3) Limit the amount that a MDW could borrow, but in any case, the maximum loan cap should be no less than $19,900 spread out over a 12-month period. This amount according to the FSTB’s own study, is the average loan amount secured by MDWs at present.

In the FSTB’s draft proposal, the amount that a MDW could borrow should be no more than what he or she earns in a month. Thus, those earning $5000 a month or less could only borrow this much each time. For those earning between $5,001 to $10,000 the maximum loan amount is twice the monthly salary. 

The alternative being proposed by the government is to set a limit of 35% of the borrower’s monthly salary as the repayment amount per month. 

Thus, an MDW earning the minimum monthly wage of $4,990 and has no outstanding loan should be paying a maximum of $1,750 each month. Assuming that the money lender charges an annual interest rate of about 30% and the repayment period is 12 months, the maximum amount of loan that can be extended to the MDW earning the minimum wage is $18,000.
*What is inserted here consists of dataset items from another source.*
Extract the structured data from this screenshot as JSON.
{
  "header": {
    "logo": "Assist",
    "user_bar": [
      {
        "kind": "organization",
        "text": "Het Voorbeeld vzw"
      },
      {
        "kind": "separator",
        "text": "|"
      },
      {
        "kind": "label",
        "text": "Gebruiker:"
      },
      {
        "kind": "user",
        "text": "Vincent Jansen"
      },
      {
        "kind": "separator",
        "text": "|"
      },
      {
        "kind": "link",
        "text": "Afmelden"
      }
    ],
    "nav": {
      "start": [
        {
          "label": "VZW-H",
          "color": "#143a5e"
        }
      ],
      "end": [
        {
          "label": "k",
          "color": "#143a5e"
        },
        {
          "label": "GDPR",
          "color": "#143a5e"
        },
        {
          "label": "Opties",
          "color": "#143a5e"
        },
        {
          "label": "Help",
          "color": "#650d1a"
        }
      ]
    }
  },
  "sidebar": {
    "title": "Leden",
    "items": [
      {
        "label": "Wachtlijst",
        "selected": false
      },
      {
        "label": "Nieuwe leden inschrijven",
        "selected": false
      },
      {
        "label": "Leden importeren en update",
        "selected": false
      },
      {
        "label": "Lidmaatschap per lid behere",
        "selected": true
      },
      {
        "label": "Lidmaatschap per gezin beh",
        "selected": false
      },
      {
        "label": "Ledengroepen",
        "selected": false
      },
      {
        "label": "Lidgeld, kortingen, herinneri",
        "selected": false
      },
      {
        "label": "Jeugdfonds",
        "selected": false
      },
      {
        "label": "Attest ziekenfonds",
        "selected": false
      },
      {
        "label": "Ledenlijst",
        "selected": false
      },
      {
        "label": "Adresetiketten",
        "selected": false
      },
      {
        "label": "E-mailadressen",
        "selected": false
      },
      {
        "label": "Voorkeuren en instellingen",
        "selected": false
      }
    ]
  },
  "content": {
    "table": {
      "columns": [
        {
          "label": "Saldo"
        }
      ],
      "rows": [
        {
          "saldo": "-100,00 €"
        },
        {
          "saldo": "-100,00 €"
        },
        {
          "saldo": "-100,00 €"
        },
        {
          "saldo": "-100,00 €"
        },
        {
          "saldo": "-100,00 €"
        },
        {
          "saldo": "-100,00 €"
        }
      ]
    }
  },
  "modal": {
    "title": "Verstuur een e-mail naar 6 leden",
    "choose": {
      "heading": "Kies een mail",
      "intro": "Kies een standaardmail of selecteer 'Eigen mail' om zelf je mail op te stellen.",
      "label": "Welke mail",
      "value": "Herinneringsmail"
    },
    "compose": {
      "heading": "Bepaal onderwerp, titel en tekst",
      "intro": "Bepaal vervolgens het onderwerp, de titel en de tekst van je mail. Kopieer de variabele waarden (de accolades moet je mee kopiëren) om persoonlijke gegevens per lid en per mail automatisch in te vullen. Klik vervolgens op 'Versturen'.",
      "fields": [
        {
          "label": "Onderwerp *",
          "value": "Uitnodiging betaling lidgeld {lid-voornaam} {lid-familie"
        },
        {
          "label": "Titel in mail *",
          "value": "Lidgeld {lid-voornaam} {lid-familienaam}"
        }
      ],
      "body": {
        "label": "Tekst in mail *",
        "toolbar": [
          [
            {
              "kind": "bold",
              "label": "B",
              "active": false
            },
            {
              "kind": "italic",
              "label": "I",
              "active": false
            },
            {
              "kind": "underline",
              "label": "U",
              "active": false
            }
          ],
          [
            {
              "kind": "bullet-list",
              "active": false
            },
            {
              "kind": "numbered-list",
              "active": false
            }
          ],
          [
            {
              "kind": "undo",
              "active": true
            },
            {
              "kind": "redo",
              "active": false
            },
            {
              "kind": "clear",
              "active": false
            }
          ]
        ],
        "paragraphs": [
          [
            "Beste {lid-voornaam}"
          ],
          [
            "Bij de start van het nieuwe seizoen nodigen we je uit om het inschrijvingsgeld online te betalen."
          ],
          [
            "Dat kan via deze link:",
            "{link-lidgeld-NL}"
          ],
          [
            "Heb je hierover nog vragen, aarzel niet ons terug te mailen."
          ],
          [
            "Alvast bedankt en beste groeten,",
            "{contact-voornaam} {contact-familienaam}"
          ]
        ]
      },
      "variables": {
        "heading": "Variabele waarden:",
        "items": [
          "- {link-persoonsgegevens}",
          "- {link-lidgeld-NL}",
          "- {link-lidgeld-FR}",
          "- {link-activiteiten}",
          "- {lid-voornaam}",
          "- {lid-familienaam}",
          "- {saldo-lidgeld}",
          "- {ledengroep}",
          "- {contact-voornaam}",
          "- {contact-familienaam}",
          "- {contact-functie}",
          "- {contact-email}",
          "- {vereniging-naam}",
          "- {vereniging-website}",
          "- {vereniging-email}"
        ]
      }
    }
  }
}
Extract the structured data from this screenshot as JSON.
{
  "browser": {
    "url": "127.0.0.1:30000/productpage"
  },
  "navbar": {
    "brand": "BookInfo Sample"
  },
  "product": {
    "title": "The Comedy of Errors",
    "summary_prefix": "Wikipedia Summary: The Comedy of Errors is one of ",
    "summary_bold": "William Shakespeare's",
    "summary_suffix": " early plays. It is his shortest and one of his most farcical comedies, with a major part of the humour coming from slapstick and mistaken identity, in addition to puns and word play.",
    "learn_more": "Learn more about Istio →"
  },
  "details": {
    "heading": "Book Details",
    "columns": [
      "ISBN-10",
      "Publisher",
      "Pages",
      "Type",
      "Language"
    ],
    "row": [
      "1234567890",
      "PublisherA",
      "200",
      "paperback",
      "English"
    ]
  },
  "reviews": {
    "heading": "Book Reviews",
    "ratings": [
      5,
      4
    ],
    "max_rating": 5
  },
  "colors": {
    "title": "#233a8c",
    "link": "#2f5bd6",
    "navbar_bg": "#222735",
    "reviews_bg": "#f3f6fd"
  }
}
The government proposes to limit the amount of loan to MDWs to no more than their monthly pay

According to the PCG, setting a higher loan cap could prevent MDWs seeking the help of loan sharks if the money they need to borrow is more than what is allowed under the new law.

Beyond tightening control over the operations of money lenders, the PCG also urged the  Hong Kong government to look into migrant workers’ call for a living wage, or one that will provide for their and their family’s basic needs, so they need not borrow money in case of emergencies. 

The PCG said that the various community organizations it consulted said the current minimum allowable wage of $4,990 is insufficient to address the migrant workers’ needs and has not kept up with the rising cost of inflation. 

“PCG HK notes that the Hong Kong government has consistently acknowledged the invaluable contribution of MDWs to its economy. In this regard, a reexamination of the MAW of MDWs is also a necessary component of a holistic approach in tackling unmanageable MDW loans,” said the PCG.